I've seen systems like this a few times. One was based in Scotland, it was a list of candidates with STV and an option to vote for and against. A candidate would need to have a positive on the for/against to get through to the STV round to actually be elected.
It's also normal on company AGMs to vote for/against election of directors, though they normally elect all candidates.
This is all assuming that there's a list of candidates and you get to vote for or against each of them.
The system is vulnerable to tactical voting. If you say they need a positive score, that means they have to get over 50% of the vote in a tactical situation (vote against everyone but the candidate you want to win). If you say they need only to have the highest net score, you could well end up electing people who have an overall negative vote, the least hated candidate.
In a two horse race, such as the US presidential election, it makes no difference. A vote for one candidate on a single-x two candidate election is equivalent to a vote against the other. Though you could require a re-run if neither candidate had a positive tally which is entirely possible.
It only starts to count when you have more horses in the race, but entering an extra candidate for your party risks splitting the vote and you always lose, better to keep investing everything in only one candidate. However it does mean that the field could open up to more parties rather than more candidates from the main parties. Someone with very few votes for, but even fewer against could walk away with the win.
Now assuming a system where you only get one vote, but it could be for or against any one candidate
There's a list of candidates, is it more important that you vote for your candidate or against the one you really don't want to get in? Is hate or desire the stronger emotion. That's going to be about how each candidate runs their campaign, if one rants against another, they may find that rather than voting for him, they're voting against the other, leaving them both losing out to a third candidate.
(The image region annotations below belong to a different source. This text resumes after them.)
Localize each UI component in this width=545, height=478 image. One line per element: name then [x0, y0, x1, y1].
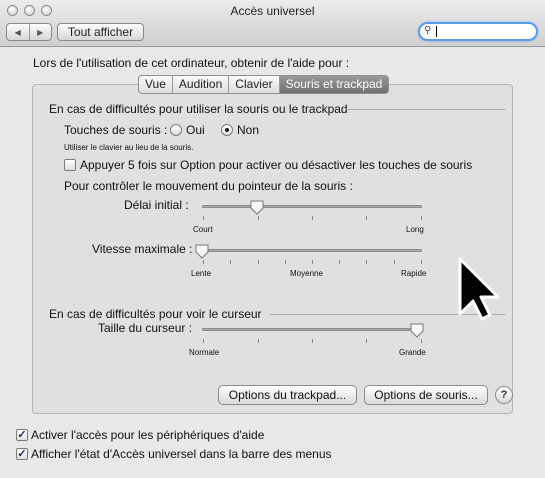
slider-tick [421, 260, 422, 264]
slider-tick [366, 339, 367, 343]
slider-tick [203, 216, 204, 220]
option-key-checkbox-label: Appuyer 5 fois sur Option pour activer o… [80, 158, 473, 172]
slider-tick [203, 260, 204, 264]
initial-delay-thumb[interactable] [250, 200, 264, 215]
slider-tick [339, 260, 340, 264]
initial-delay-label: Délai initial : [124, 198, 189, 212]
window-titlebar: Accès universel ◀ ▶ Tout afficher ⚲ [0, 0, 545, 47]
slider-tick [258, 260, 259, 264]
cursor-size-thumb[interactable] [410, 323, 424, 338]
initial-delay-max-label: Long [406, 225, 424, 234]
max-speed-thumb[interactable] [195, 244, 209, 259]
back-arrow-icon[interactable]: ◀ [7, 24, 29, 40]
pointer-control-heading: Pour contrôler le mouvement du pointeur … [64, 179, 353, 193]
mouse-keys-hint: Utiliser le clavier au lieu de la souris… [64, 143, 194, 152]
mouse-pointer-icon [458, 257, 500, 321]
slider-tick [394, 260, 395, 264]
slider-tick [203, 339, 204, 343]
slider-tick [421, 216, 422, 220]
slider-tick [366, 260, 367, 264]
slider-tick [312, 339, 313, 343]
menu-bar-status-checkbox[interactable]: ✓ [16, 448, 28, 460]
intro-text: Lors de l'utilisation de cet ordinateur,… [33, 56, 350, 70]
navigation-buttons: ◀ ▶ [6, 23, 52, 41]
forward-arrow-icon[interactable]: ▶ [28, 24, 52, 40]
search-input[interactable]: ⚲ [418, 22, 538, 41]
trackpad-options-button[interactable]: Options du trackpad... [218, 385, 357, 405]
slider-tick [366, 216, 367, 220]
slider-tick [258, 216, 259, 220]
max-speed-mid-label: Moyenne [290, 269, 323, 278]
slider-tick [312, 216, 313, 220]
mouse-options-button[interactable]: Options de souris... [364, 385, 488, 405]
cursor-size-label: Taille du curseur : [98, 321, 193, 335]
magnifier-icon: ⚲ [424, 25, 432, 36]
slider-tick [230, 260, 231, 264]
max-speed-max-label: Rapide [401, 269, 427, 278]
slider-tick [421, 339, 422, 343]
help-button[interactable]: ? [495, 386, 513, 404]
tab-audition[interactable]: Audition [171, 76, 228, 93]
slider-tick [258, 339, 259, 343]
section-divider [345, 109, 505, 110]
option-key-checkbox[interactable] [64, 159, 76, 171]
tab-bar: Vue Audition Clavier Souris et trackpad [138, 75, 390, 94]
cursor-size-min-label: Normale [189, 348, 220, 357]
initial-delay-track[interactable] [202, 205, 422, 208]
mouse-keys-non-label: Non [237, 123, 260, 137]
mouse-keys-label: Touches de souris : [64, 123, 168, 137]
mouse-keys-oui-radio[interactable] [170, 124, 182, 136]
tab-vue[interactable]: Vue [139, 76, 172, 93]
initial-delay-min-label: Court [193, 225, 213, 234]
text-caret [436, 26, 437, 37]
max-speed-track[interactable] [202, 249, 422, 252]
show-all-button[interactable]: Tout afficher [57, 23, 144, 41]
tab-souris-trackpad[interactable]: Souris et trackpad [278, 76, 389, 93]
assistive-devices-label: Activer l'accès pour les périphériques d… [31, 428, 265, 442]
window-title: Accès universel [230, 4, 315, 18]
mouse-keys-oui-label: Oui [186, 123, 205, 137]
cursor-section-heading: En cas de difficultés pour voir le curse… [49, 307, 262, 321]
cursor-size-max-label: Grande [399, 348, 426, 357]
cursor-size-track[interactable] [202, 328, 422, 331]
tab-clavier[interactable]: Clavier [228, 76, 278, 93]
max-speed-min-label: Lente [191, 269, 212, 278]
mouse-keys-non-radio[interactable] [221, 124, 233, 136]
menu-bar-status-label: Afficher l'état d'Accès universel dans l… [31, 447, 332, 461]
slider-tick [285, 260, 286, 264]
slider-tick [312, 260, 313, 264]
assistive-devices-checkbox[interactable]: ✓ [16, 429, 28, 441]
max-speed-label: Vitesse maximale : [92, 242, 193, 256]
mouse-section-heading: En cas de difficultés pour utiliser la s… [49, 102, 348, 116]
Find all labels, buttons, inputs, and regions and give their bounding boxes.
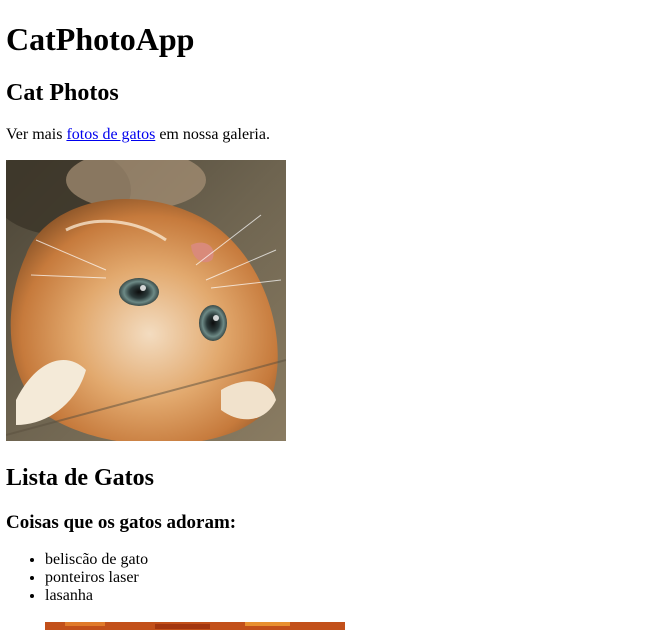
cat-photos-link[interactable]: fotos de gatos <box>66 126 155 143</box>
page: CatPhotoApp Cat Photos Ver mais fotos de… <box>6 0 661 630</box>
lasagna-photo <box>45 622 345 630</box>
list-item: lasanha <box>45 587 148 605</box>
app-title: CatPhotoApp <box>6 21 195 57</box>
gallery-suffix-text: em nossa galeria. <box>155 126 270 143</box>
gallery-prefix-text: Ver mais <box>6 126 67 143</box>
gallery-paragraph: Ver mais fotos de gatos em nossa galeria… <box>6 126 270 144</box>
cat-loves-list: beliscão de gato ponteiros laser lasanha <box>6 551 148 605</box>
list-item: beliscão de gato <box>45 551 148 569</box>
cat-photos-heading: Cat Photos <box>6 80 119 106</box>
cat-loves-heading: Coisas que os gatos adoram: <box>6 512 237 533</box>
list-item: ponteiros laser <box>45 569 148 587</box>
cat-list-heading: Lista de Gatos <box>6 465 155 491</box>
kitten-photo[interactable] <box>6 160 286 441</box>
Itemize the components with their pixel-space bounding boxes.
It would lead to a greater tendency towards positive campaigning rather than attacking opponents as you need to encourage people to make the for vote.
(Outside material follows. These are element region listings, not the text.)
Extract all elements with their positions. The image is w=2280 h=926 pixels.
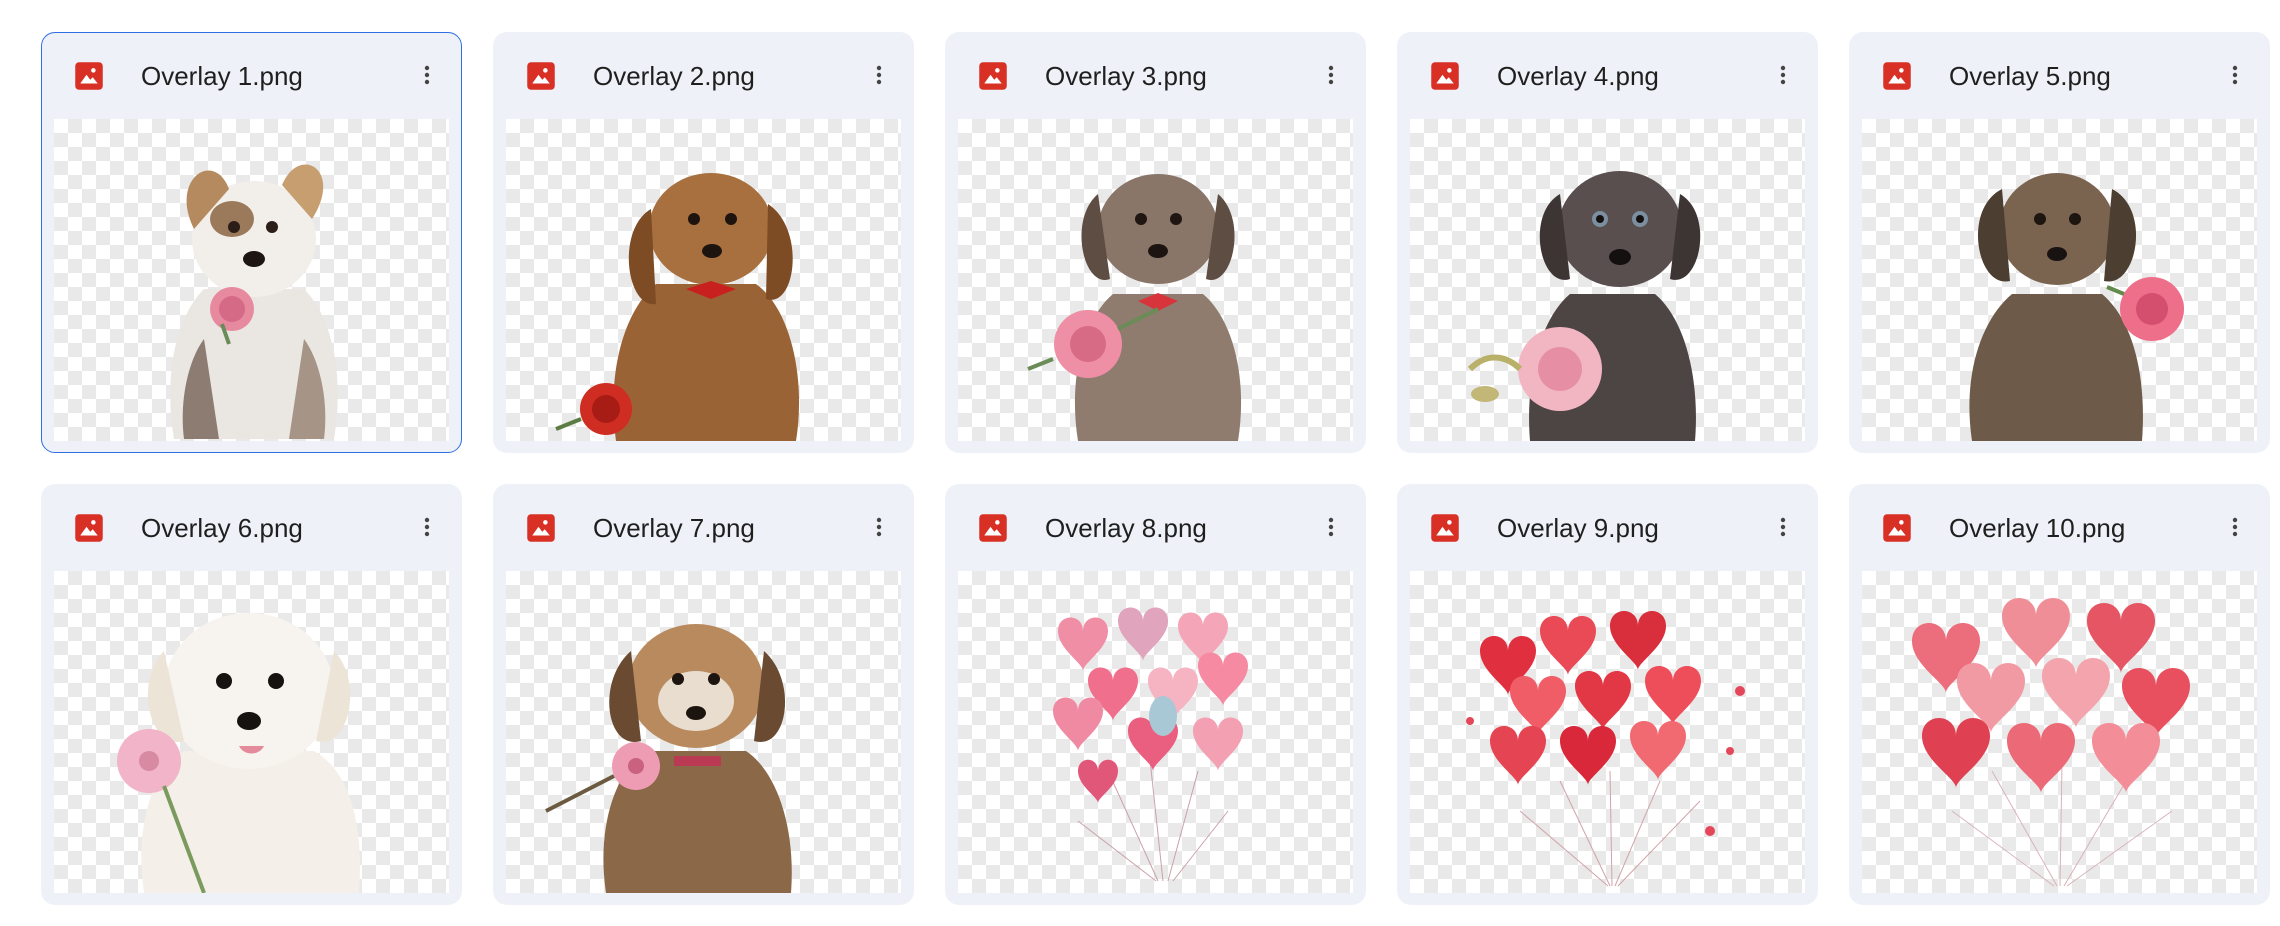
- more-vert-icon: [424, 65, 430, 85]
- file-thumbnail[interactable]: [1410, 571, 1805, 893]
- file-card-overlay-6[interactable]: Overlay 6.png: [41, 484, 462, 905]
- pink-red-heart-balloons-image: [1912, 598, 2190, 887]
- fluffy-puppy-with-pink-flower-image: [545, 624, 792, 893]
- file-card-overlay-5[interactable]: Overlay 5.png: [1849, 32, 2270, 453]
- image-file-icon: [1431, 514, 1459, 542]
- file-name: Overlay 2.png: [593, 61, 755, 91]
- file-card-overlay-10[interactable]: Overlay 10.png: [1849, 484, 2270, 905]
- file-name: Overlay 3.png: [1045, 61, 1207, 91]
- image-file-icon: [527, 62, 555, 90]
- file-card-header: Overlay 8.png: [946, 485, 1365, 567]
- more-vert-icon: [2232, 517, 2238, 537]
- file-card-overlay-1[interactable]: Overlay 1.png: [41, 32, 462, 453]
- file-name: Overlay 4.png: [1497, 61, 1659, 91]
- more-actions-button[interactable]: [855, 503, 903, 551]
- file-thumbnail[interactable]: [54, 119, 449, 441]
- file-thumbnail[interactable]: [54, 571, 449, 893]
- more-vert-icon: [876, 517, 882, 537]
- file-name: Overlay 5.png: [1949, 61, 2111, 91]
- pink-heart-balloons-image: [1053, 607, 1248, 882]
- file-card-header: Overlay 2.png: [494, 33, 913, 115]
- image-file-icon: [527, 514, 555, 542]
- image-file-icon: [979, 62, 1007, 90]
- file-card-header: Overlay 9.png: [1398, 485, 1817, 567]
- file-card-header: Overlay 4.png: [1398, 33, 1817, 115]
- file-thumbnail[interactable]: [506, 571, 901, 893]
- file-card-header: Overlay 7.png: [494, 485, 913, 567]
- more-actions-button[interactable]: [1307, 503, 1355, 551]
- image-file-icon: [1883, 514, 1911, 542]
- more-actions-button[interactable]: [1759, 51, 1807, 99]
- file-card-overlay-8[interactable]: Overlay 8.png: [945, 484, 1366, 905]
- file-name: Overlay 8.png: [1045, 513, 1207, 543]
- more-vert-icon: [1328, 517, 1334, 537]
- file-card-overlay-4[interactable]: Overlay 4.png: [1397, 32, 1818, 453]
- more-actions-button[interactable]: [1307, 51, 1355, 99]
- more-vert-icon: [424, 517, 430, 537]
- file-card-header: Overlay 1.png: [42, 33, 461, 115]
- more-vert-icon: [876, 65, 882, 85]
- dark-puppy-with-pink-rose-image: [1467, 171, 1701, 441]
- more-vert-icon: [2232, 65, 2238, 85]
- file-name: Overlay 7.png: [593, 513, 755, 543]
- file-card-header: Overlay 10.png: [1850, 485, 2269, 567]
- more-vert-icon: [1780, 65, 1786, 85]
- white-puppy-with-flower-image: [117, 613, 360, 893]
- file-thumbnail[interactable]: [506, 119, 901, 441]
- more-vert-icon: [1328, 65, 1334, 85]
- more-vert-icon: [1780, 517, 1786, 537]
- gray-puppy-with-pink-rose-image: [1027, 174, 1242, 441]
- more-actions-button[interactable]: [403, 51, 451, 99]
- more-actions-button[interactable]: [1759, 503, 1807, 551]
- brindle-puppy-with-rose-image: [1969, 173, 2184, 441]
- more-actions-button[interactable]: [403, 503, 451, 551]
- more-actions-button[interactable]: [855, 51, 903, 99]
- file-card-overlay-7[interactable]: Overlay 7.png: [493, 484, 914, 905]
- image-file-icon: [1431, 62, 1459, 90]
- red-heart-balloons-image: [1466, 611, 1745, 887]
- file-thumbnail[interactable]: [1410, 119, 1805, 441]
- file-grid: Overlay 1.png Overlay 2.png Overlay 3.pn…: [41, 32, 2270, 905]
- image-file-icon: [75, 62, 103, 90]
- image-file-icon: [979, 514, 1007, 542]
- file-thumbnail[interactable]: [1862, 571, 2257, 893]
- file-thumbnail[interactable]: [1862, 119, 2257, 441]
- brown-puppy-with-red-rose-image: [555, 173, 800, 441]
- file-card-header: Overlay 5.png: [1850, 33, 2269, 115]
- image-file-icon: [1883, 62, 1911, 90]
- more-actions-button[interactable]: [2211, 503, 2259, 551]
- file-name: Overlay 9.png: [1497, 513, 1659, 543]
- file-card-overlay-2[interactable]: Overlay 2.png: [493, 32, 914, 453]
- file-card-header: Overlay 6.png: [42, 485, 461, 567]
- image-file-icon: [75, 514, 103, 542]
- more-actions-button[interactable]: [2211, 51, 2259, 99]
- file-thumbnail[interactable]: [958, 571, 1353, 893]
- file-thumbnail[interactable]: [958, 119, 1353, 441]
- file-name: Overlay 10.png: [1949, 513, 2126, 543]
- puppy-with-rose-image: [170, 164, 338, 439]
- file-name: Overlay 1.png: [141, 61, 303, 91]
- file-card-header: Overlay 3.png: [946, 33, 1365, 115]
- file-card-overlay-3[interactable]: Overlay 3.png: [945, 32, 1366, 453]
- file-card-overlay-9[interactable]: Overlay 9.png: [1397, 484, 1818, 905]
- file-name: Overlay 6.png: [141, 513, 303, 543]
The general theme of this is that the opportunity to downvote only makes a difference in a larger field of candidates.
The biggest difference to the outcomes of elections come from:
- Greater turnout of voters
- Changing to a system that opens the game to more players such as PR or STV
A few definitions for those who don't have to deal with this stuff all day every day.
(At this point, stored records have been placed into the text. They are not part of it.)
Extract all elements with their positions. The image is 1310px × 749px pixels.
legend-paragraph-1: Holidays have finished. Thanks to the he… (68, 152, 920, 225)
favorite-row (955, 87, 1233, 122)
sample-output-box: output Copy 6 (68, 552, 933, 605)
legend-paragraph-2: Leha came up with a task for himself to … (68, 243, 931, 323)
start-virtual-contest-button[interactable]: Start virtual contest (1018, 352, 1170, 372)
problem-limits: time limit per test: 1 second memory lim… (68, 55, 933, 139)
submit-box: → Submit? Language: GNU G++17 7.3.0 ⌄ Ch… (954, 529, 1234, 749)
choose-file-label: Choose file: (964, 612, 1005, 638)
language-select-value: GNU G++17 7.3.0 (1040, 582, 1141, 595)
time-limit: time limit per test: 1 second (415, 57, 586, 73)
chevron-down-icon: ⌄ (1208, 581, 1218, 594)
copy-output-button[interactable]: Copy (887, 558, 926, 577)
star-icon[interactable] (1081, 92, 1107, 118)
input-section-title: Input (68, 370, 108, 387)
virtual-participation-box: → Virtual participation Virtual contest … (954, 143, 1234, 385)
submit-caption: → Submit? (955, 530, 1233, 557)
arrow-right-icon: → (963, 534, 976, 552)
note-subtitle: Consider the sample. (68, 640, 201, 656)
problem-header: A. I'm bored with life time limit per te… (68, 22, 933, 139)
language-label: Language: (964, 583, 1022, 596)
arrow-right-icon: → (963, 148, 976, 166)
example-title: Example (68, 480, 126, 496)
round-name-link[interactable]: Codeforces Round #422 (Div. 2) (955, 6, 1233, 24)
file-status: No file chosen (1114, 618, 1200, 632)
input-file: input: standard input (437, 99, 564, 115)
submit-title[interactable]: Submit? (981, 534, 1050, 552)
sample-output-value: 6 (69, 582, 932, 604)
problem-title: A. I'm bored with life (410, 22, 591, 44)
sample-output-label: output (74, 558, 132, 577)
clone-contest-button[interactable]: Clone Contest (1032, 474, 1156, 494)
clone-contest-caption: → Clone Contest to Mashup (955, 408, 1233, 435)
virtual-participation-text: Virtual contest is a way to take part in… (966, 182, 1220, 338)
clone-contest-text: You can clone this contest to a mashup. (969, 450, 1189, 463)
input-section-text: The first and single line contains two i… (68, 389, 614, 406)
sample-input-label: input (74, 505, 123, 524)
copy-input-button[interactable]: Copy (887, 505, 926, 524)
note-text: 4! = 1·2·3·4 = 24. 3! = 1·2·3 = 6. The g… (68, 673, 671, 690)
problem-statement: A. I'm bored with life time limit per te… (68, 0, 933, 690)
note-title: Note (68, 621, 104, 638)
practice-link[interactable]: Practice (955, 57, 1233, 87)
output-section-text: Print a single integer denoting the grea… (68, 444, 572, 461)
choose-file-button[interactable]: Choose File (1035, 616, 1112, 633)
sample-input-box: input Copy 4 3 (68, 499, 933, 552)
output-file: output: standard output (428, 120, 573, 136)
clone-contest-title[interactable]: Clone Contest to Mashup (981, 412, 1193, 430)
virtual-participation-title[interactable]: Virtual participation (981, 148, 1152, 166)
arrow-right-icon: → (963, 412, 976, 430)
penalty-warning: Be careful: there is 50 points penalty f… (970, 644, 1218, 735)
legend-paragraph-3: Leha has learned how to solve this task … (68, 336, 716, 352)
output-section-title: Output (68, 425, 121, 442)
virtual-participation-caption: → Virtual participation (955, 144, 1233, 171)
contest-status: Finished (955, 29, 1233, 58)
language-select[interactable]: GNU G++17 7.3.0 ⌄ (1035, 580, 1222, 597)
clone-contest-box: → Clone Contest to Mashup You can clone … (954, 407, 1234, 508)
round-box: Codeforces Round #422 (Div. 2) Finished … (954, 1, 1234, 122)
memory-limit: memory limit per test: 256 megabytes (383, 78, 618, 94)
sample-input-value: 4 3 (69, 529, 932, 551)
Single-X: You mark an X/tick in the box of the candidate you choose, One person, one vote, for one candidate.
STV: Single Transferable Vote, known in the US as IRV, Instant Runoff Vote, you list your candidates in order of preference, if your favourite candidate is knocked out due to having the lowest number of votes, your vote is transferred to your next preference.
PR: Proportional Representation, used for large numbers of elected persons over considerable areas, selected from party lists, you vote for a party rather than a candidate and the number of delegates elected from each party is taken from the proportion of votes that party gets, normally requires a minimum of 5% or similar of the total vote for the first candidate from that party though the required proportion for further candidates may be lower than that.